In a proof-of-concept demonstration, the researcher showed that even protected processes could be terminated once the driver had been loaded. The test used standard Windows APIs to communicate with the driver. The process involved opening a handle to "\\.\BootRepair," sending a target process identifier through IOCTL code 0x222014, and allowing the driver to terminate the selected process from kernel mode.
The simplicity of the proof-of-concept demonstrates how little effort may be required to exploit the functionality once access to the driver is available. Researchers warn that after security products are disabled, attackers may be able to run credential theft tools, information stealers, or other post-exploitation utilities with a lower likelihood of detection.
The findings also reinforce concerns surrounding BYOVD attacks, which have become increasingly common in ransomware operations and advanced intrusion campaigns. Because vulnerable drivers often carry legitimate digital signatures, they can sometimes evade security controls that place significant trust in signed software.
To reduce exposure, organizations are encouraged to implement Microsoft's vulnerable driver blocklist, monitor systems for unusual driver-loading activity, restrict the installation of unauthorized drivers, and watch for suspicious kernel-level behavior.

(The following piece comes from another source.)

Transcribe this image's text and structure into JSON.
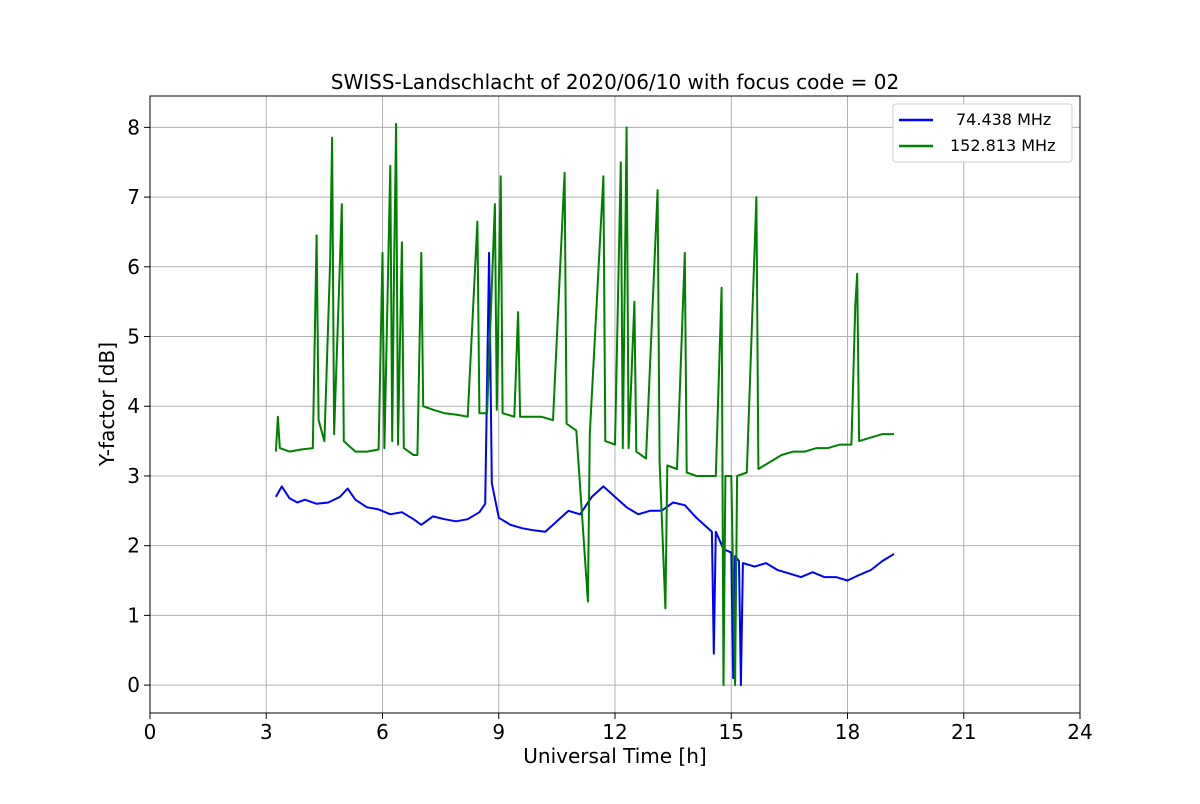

Security teams should also ensure that endpoint protection platforms are configured to detect attempts to abuse legitimate drivers.
The research serves as another example of how trusted software components can become security liabilities when design weaknesses are present. As attackers continue searching for legitimate tools that can be repurposed for malicious activity, organizations will need stronger controls around driver management, behavioral monitoring, and endpoint visibility to prevent security products from being disabled before an attack fully unfolds.